Since financial-aid forms ask parents to list the funds in their accounts the day they fill out the forms, aim to draw down those accounts as much possible before filing out the paperwork. If you were already planning to make a big purchase—say, a new car or computer—just buy it sooner.
Spend down assets in the student's name first, since aid formulas count student assets more heavily than parental assets. Custodial accounts, such as UTMAs and UGMAs, can also be liquidated with the proceeds transferred into a custodial 529 plan, which are currently counted as a parent asset on the Fafsa form.

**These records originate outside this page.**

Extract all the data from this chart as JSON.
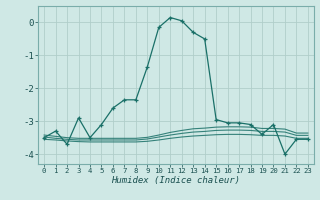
{
  "title": "",
  "xlabel": "Humidex (Indice chaleur)",
  "ylabel": "",
  "bg_color": "#cfe8e5",
  "grid_color": "#b0ceca",
  "line_color": "#1a7068",
  "xlim": [
    -0.5,
    23.5
  ],
  "ylim": [
    -4.3,
    0.5
  ],
  "yticks": [
    0,
    -1,
    -2,
    -3,
    -4
  ],
  "xticks": [
    0,
    1,
    2,
    3,
    4,
    5,
    6,
    7,
    8,
    9,
    10,
    11,
    12,
    13,
    14,
    15,
    16,
    17,
    18,
    19,
    20,
    21,
    22,
    23
  ],
  "main_y": [
    -3.5,
    -3.3,
    -3.7,
    -2.9,
    -3.5,
    -3.1,
    -2.6,
    -2.35,
    -2.35,
    -1.35,
    -0.15,
    0.15,
    0.05,
    -0.3,
    -0.5,
    -2.95,
    -3.05,
    -3.05,
    -3.1,
    -3.4,
    -3.1,
    -4.0,
    -3.55,
    -3.55
  ],
  "flat1_y": [
    -3.55,
    -3.57,
    -3.6,
    -3.62,
    -3.63,
    -3.63,
    -3.63,
    -3.63,
    -3.63,
    -3.61,
    -3.57,
    -3.52,
    -3.48,
    -3.45,
    -3.43,
    -3.41,
    -3.4,
    -3.4,
    -3.41,
    -3.43,
    -3.43,
    -3.45,
    -3.52,
    -3.52
  ],
  "flat2_y": [
    -3.48,
    -3.52,
    -3.55,
    -3.57,
    -3.57,
    -3.57,
    -3.57,
    -3.57,
    -3.57,
    -3.54,
    -3.48,
    -3.42,
    -3.37,
    -3.33,
    -3.31,
    -3.28,
    -3.27,
    -3.27,
    -3.28,
    -3.31,
    -3.31,
    -3.33,
    -3.43,
    -3.43
  ],
  "flat3_y": [
    -3.42,
    -3.46,
    -3.5,
    -3.52,
    -3.52,
    -3.52,
    -3.52,
    -3.52,
    -3.52,
    -3.49,
    -3.42,
    -3.34,
    -3.28,
    -3.23,
    -3.21,
    -3.18,
    -3.17,
    -3.17,
    -3.18,
    -3.22,
    -3.22,
    -3.24,
    -3.36,
    -3.36
  ]
}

Some families may want to consider margin loans, passbook loans (which use savings accounts as collateral) or a home-equity loan to help pay for college since such loans reduce net assets in the aid formula, says Mr. Chany. If, for example, you have a $20,000 stock portfolio and a $5,000 margin loan and have no other investments to report, you'd report $15,000 as the figure for your assets on the Fasfa. A major drawback: If the stock market declines drastically, you may be asked to put up additional stock as collateral or pay back part of the margin loan.
Another strategy: Use one of the more than two dozen "prepaid" 529 plans, which allow families to make an upfront payment in exchange for future tuition contracts or credits. The tuition guarantees generally apply to state schools in the state where they are offered, though you can use the money to help pay for out-of-state or private schools. Although many prepaid plans are operating in the red, for now they are still paying tuition as agreed. But the fine print in some state contracts gives them some wiggle room to pay out less than the promised amounts, so read it carefully.
As Steve Berenson's kids got closer to college, he sold some of his holdings in stock-index funds to buy contracts in the Independent 529, a prepaid plan with partnerships with more than 270 private colleges. With his son, Jacob, set to attend one of those schools—Kalamazoo College in Michigan—this fall, he was able to dodge some of the recent tuition spikes.
The school also offered Jacob a $17,000 annual scholarship, and Mr. Berenson, a 47-year-old personnel manager in Vienna, W.Va., recently paid off his mortgage. "I timed it so that I would be freeing up cash flow," he says.
Perhaps the most effective tactic is to find a school that really wants your child. Barry Evans of Carmel Valley, Calif., says his and his wife's decision to send their daughter, Paige, to Southern Methodist University in Dallas was swayed in part by the scholarship money the school offered. "My perception is that early on in the process, SMU decided they really wanted her," he says.
Mr. Evans also netted an additional $6,000 grant by approaching the head of the department that Paige, who just finished her freshman year, was interested in. Today, the school is covering slightly less than half of the roughly $50,000 annual cost through a mix of scholarships and grants.